14 décembre, 2018Au Cambodge, six dirigeants syndicaux de premier plan ont été condamnés à des peines de prison avec sursis, sans preuves et à l'issue d'un procès truffé d'irrégularités. IndustriALL Global Union exige que ces condamnations soient annulées sur-le-champ.
Les chefs d'accusation portent sur des actions de protestation de travailleurs de la confection et de la chaussure qui avaient débuté fin 2013 dans la capitale, Phnom Penh, pour réclamer un salaire mensuel minimum de 160 $. Quatre personnes avaient été tuées et vingt-sept autres blessées lorsque la police militaire avait ouvert le feu sur des travailleurs qui protestaient, le 3 janvier 2014.
Les six syndicalistes, dont cinq sont des dirigeants d'affiliés cambodgiens d'IndustriALL, ont été reconnus coupables d'incitation à la violence contre le gouvernement en 2013 et 2014. Tous ont été condamnés à des peines de deux ans et demi de prison avec sursis.
Suivant la loi cambodgienne, un verdict de culpabilité a pour effet qu'ils ne pourront rester à la tête de leurs syndicats étant donné qu'ils ont maintenant des casiers judiciaires.
Le Secrétaire général d'IndustriALL, Valter Sanches, a déclaré :
"Nous appelons le gouvernement à intervenir et faire en sorte que les condamnations des six leaders syndicaux soient cassées et que toutes les procédures en cours contre des activistes et dirigeants syndicaux soient abandonnées. La justice est utilisée pour briser les syndicats indépendants, ce qui est une violation flagrante des conventions internationales fondamentales sur le travail que la Cambodge a ratifiées."
Ces six personnes sont des responsables de cinq affiliés d'IndustriALL, Chea Mony (FTUWKC), Mom Nhim (NIFTUC), Pav Sina (CUMW), Yang Sophorn (CATU) et Ath Thorn (CCAWDU), auxquels il faut ajouter Rong Chhun, du syndicat indépendant des enseignants du Cambodge.
Ils ont été condamnés à verser ensemble 35.000.000 riels (8.600 $) à titre d'indemnisation des parties civiles, alors même qu'un des plaignants avait retiré sa plainte pendant le procès.
Les leaders syndicaux ont l'intention de faire appel. Ath Thors, le Président du CCAWDU, a déclaré :
"Cette décision de justice est inacceptable et nous empêche d'exercer notre droit de représenter nos syndicats et nos travailleurs. Nous exhortons les autorités à abandonner toutes les poursuites contre des dirigeants syndicaux."

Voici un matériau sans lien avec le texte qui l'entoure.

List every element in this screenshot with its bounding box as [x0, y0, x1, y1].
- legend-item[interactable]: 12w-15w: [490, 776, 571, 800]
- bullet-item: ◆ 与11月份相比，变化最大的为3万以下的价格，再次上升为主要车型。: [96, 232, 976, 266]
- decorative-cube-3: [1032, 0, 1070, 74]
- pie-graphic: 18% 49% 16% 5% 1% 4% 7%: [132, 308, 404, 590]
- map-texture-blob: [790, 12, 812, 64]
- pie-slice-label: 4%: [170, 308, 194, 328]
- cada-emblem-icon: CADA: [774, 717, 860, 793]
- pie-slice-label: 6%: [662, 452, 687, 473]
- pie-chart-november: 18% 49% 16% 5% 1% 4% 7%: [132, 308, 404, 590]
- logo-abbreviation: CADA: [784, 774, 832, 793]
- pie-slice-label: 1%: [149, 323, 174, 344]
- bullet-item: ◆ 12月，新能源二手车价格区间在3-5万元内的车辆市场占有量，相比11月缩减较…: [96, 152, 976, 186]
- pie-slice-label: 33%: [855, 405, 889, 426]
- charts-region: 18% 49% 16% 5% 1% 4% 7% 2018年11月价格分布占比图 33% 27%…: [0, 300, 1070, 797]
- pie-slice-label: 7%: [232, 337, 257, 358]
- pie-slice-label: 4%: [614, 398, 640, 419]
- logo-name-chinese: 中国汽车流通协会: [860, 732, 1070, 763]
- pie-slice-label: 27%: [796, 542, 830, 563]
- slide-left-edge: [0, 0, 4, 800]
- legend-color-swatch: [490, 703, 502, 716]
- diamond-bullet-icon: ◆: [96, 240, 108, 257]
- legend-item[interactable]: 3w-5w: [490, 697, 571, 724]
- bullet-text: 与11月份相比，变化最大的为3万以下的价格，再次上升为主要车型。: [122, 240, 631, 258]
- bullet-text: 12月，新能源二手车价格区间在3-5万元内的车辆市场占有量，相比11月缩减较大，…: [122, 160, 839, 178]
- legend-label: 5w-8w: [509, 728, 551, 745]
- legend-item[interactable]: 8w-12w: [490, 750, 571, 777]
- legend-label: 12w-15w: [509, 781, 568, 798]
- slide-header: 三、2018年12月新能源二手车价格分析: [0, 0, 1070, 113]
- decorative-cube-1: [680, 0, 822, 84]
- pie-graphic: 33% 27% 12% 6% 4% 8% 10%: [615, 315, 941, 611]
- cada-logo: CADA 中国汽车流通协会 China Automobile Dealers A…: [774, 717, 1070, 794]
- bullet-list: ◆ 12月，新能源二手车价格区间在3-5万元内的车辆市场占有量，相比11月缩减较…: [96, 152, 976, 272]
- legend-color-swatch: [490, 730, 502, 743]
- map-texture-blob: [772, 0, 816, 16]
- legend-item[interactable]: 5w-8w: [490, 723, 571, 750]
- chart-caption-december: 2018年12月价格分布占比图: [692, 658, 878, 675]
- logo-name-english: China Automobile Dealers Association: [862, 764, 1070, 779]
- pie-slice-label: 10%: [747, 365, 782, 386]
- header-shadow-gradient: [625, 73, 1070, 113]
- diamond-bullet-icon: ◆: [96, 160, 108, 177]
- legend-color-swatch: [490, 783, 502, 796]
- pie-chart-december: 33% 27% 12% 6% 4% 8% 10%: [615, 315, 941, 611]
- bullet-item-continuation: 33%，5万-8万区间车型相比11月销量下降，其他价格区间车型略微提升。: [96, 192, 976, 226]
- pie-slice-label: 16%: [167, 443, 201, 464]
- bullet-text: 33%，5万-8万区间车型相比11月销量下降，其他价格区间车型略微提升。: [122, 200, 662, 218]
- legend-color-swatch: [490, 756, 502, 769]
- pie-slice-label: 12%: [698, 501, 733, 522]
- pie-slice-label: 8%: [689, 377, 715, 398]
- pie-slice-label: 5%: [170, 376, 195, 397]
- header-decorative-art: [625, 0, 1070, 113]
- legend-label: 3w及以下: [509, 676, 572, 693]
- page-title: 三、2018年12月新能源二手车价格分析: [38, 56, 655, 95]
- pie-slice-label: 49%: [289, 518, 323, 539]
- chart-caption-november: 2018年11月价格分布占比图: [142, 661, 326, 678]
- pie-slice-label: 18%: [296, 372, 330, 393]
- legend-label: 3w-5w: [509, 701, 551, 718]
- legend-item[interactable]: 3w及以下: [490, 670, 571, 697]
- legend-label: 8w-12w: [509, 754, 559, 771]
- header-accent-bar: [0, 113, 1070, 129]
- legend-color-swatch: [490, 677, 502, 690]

Les six syndicalistes étaient en liberté sous caution depuis leur inculpation et jusqu'à ce que le Premier ministre Hun Sen ordonne au ministère du Travail de régler tous les cas en suspens contre des leaders syndicaux pour la fin de l'année. Bien que ces dirigeants syndicaux ne doivent pas purger leur peine, ils risquent d'être envoyés en prison pour toute infraction, grave ou mineure, commise dans les cinq années à venir. Il est à craindre que cette menace soit utilisée pour empêcher les dirigeants de syndicats de participer à des manifestations pacifiques et de mener leurs activités syndicales.
Le procès était motivé par des accusations de violences directes et de dégâts à des biens; or, le prononcé du jugement parle d'incitation à commettre ces actes. Ce changement des chefs d'accusation n'a été révélé que lorsque le tribunal a rendu sa sentence, le 11 décembre, sans que les accusés ou leurs avocats en fussent avisés pendant le procès.
En outre, aucun élément matériel n'a été présenté pour étayer les accusations d'incitation à la violence pour lesquelles ils ont été condamnés. Aucun des véritables auteurs de ces actes de violence ou de dégâts n'a comparu à l'audience et aucun nom n'a été cité.
IndustriALL a souscrit à une déclaration dénonçant cette condamnation avec les syndicats mondiaux IBB, FITD, ISP et UITA.